= Sally Goldman =

American computer scientist

Sally Ann Goldman is an American computer scientist specializing in computational learning theory. She was a professor in the Department of Computer Science and Engineering at Washington University in St. Louis, and Edwin H. Murty Professor of Engineering, before leaving academia to join Google Research. She is also a successful amateur powerlifter.

==Education and career==
Goldman is originally from St. Louis. She majored in computer science at Brown University, and then went to the Massachusetts Institute of Technology (MIT) for graduate study in computer science.

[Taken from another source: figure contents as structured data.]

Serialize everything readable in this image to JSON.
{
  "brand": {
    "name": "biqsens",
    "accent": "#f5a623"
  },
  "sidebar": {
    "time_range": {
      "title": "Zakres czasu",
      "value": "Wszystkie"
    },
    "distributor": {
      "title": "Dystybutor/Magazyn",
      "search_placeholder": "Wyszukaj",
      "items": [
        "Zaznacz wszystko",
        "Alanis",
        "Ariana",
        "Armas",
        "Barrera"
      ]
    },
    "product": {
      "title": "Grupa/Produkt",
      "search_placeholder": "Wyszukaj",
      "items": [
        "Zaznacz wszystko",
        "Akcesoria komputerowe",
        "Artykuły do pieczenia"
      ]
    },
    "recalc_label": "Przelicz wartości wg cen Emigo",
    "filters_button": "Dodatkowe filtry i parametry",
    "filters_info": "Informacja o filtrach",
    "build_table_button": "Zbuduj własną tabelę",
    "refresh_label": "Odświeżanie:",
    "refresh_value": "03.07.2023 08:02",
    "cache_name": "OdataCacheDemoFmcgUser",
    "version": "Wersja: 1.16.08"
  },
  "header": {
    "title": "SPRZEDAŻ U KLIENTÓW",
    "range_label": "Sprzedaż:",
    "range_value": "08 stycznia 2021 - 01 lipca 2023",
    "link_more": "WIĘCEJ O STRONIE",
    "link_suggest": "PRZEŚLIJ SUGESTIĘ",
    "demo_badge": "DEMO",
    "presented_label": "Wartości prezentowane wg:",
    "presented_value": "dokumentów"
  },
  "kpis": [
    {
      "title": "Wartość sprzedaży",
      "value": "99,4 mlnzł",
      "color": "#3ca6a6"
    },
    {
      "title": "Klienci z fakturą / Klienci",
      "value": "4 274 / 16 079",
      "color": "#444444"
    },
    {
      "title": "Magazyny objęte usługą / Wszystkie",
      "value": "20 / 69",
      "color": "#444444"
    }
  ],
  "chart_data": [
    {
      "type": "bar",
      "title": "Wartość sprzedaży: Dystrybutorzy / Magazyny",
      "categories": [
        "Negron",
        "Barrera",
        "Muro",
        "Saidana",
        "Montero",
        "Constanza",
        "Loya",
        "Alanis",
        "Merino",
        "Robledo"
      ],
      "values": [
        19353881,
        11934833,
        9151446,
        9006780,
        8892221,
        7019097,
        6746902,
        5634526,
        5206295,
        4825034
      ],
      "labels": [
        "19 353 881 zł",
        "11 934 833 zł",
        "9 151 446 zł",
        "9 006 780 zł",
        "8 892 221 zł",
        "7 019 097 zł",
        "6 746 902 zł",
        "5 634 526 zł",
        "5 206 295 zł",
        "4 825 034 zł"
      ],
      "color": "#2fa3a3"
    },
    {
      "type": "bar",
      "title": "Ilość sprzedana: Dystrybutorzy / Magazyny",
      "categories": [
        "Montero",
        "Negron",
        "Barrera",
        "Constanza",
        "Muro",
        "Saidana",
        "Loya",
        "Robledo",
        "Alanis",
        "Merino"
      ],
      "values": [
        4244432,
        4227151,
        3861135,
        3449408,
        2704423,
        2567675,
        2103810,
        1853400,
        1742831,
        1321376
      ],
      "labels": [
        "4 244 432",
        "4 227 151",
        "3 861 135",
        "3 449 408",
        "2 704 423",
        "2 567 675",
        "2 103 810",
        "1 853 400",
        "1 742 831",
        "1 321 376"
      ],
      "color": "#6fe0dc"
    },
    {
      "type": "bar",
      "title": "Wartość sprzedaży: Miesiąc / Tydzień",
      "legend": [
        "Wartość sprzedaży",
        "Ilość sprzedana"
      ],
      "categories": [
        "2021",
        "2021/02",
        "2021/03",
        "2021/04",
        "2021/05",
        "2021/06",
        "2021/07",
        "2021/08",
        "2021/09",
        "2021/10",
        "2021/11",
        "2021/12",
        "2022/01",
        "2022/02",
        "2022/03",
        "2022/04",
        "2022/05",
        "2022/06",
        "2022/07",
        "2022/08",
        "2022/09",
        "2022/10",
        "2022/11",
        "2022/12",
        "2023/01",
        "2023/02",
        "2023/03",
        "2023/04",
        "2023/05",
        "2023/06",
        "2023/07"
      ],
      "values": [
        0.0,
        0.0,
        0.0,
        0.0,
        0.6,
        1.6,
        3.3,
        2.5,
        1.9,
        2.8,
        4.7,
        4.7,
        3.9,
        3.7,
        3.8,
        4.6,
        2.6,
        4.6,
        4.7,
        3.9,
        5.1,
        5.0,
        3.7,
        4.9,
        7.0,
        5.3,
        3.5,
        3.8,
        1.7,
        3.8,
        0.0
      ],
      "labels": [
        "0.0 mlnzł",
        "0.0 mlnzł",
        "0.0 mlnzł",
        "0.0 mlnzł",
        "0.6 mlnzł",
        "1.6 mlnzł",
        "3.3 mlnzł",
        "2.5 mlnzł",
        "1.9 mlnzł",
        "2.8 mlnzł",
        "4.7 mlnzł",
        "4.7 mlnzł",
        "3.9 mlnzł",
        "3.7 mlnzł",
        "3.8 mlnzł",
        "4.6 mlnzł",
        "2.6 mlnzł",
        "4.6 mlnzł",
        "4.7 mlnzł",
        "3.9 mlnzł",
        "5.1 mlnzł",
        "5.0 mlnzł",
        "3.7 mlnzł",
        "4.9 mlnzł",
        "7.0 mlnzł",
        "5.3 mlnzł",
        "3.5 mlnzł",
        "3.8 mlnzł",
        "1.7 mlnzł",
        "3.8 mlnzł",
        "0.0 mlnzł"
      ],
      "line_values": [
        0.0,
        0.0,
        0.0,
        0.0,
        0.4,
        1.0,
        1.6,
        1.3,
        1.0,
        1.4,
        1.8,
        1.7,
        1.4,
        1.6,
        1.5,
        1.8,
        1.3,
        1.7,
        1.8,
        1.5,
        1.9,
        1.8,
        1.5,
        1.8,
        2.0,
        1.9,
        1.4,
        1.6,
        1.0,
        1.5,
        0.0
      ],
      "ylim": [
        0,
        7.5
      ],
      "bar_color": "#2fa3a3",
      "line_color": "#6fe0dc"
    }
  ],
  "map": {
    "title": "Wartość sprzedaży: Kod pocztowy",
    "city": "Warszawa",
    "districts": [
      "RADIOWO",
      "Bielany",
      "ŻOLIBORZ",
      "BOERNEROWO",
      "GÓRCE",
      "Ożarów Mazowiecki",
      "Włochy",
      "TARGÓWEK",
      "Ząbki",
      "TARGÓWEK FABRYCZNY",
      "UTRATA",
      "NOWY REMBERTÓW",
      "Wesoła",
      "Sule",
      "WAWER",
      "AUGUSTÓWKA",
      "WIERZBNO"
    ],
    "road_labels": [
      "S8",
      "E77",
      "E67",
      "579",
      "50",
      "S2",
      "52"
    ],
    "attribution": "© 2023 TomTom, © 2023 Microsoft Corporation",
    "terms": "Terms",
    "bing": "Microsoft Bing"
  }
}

She completed her Ph.D. there in 1990, with the dissertation Learning Binary Relations, Total Orders, and Read-Once Formulas supervised by Ron Rivest.

As a faculty member of the McKelvey School of Engineering at Washington University in St. Louis, she became Edwin H. Murty Professor of Engineering before leaving academia in 2008 to work for Google Research.

==Personal life==
Goldman was married to Kenneth J. Goldman, also a computer scientist from St. Louis with whom she went to Brown and MIT; he also became a faculty member at Washington University and a researcher for Google. He died of cancer in 2020.

After moving to the San Francisco Bay Area to work for Google, Goldman took up amateur powerlifting, and has won her division and weight class in multiple national and world championships held by USA Powerlifting (USAPL), the United States Powerlifting Association (USPA), and the International Powerlifting League (IPL).

==Book==
Goldman is the coauthor, with Ken Goldman, of an undergraduate textbook, A Practical Guide to Data Structures and Algorithms using Java (CRC Press, 2007).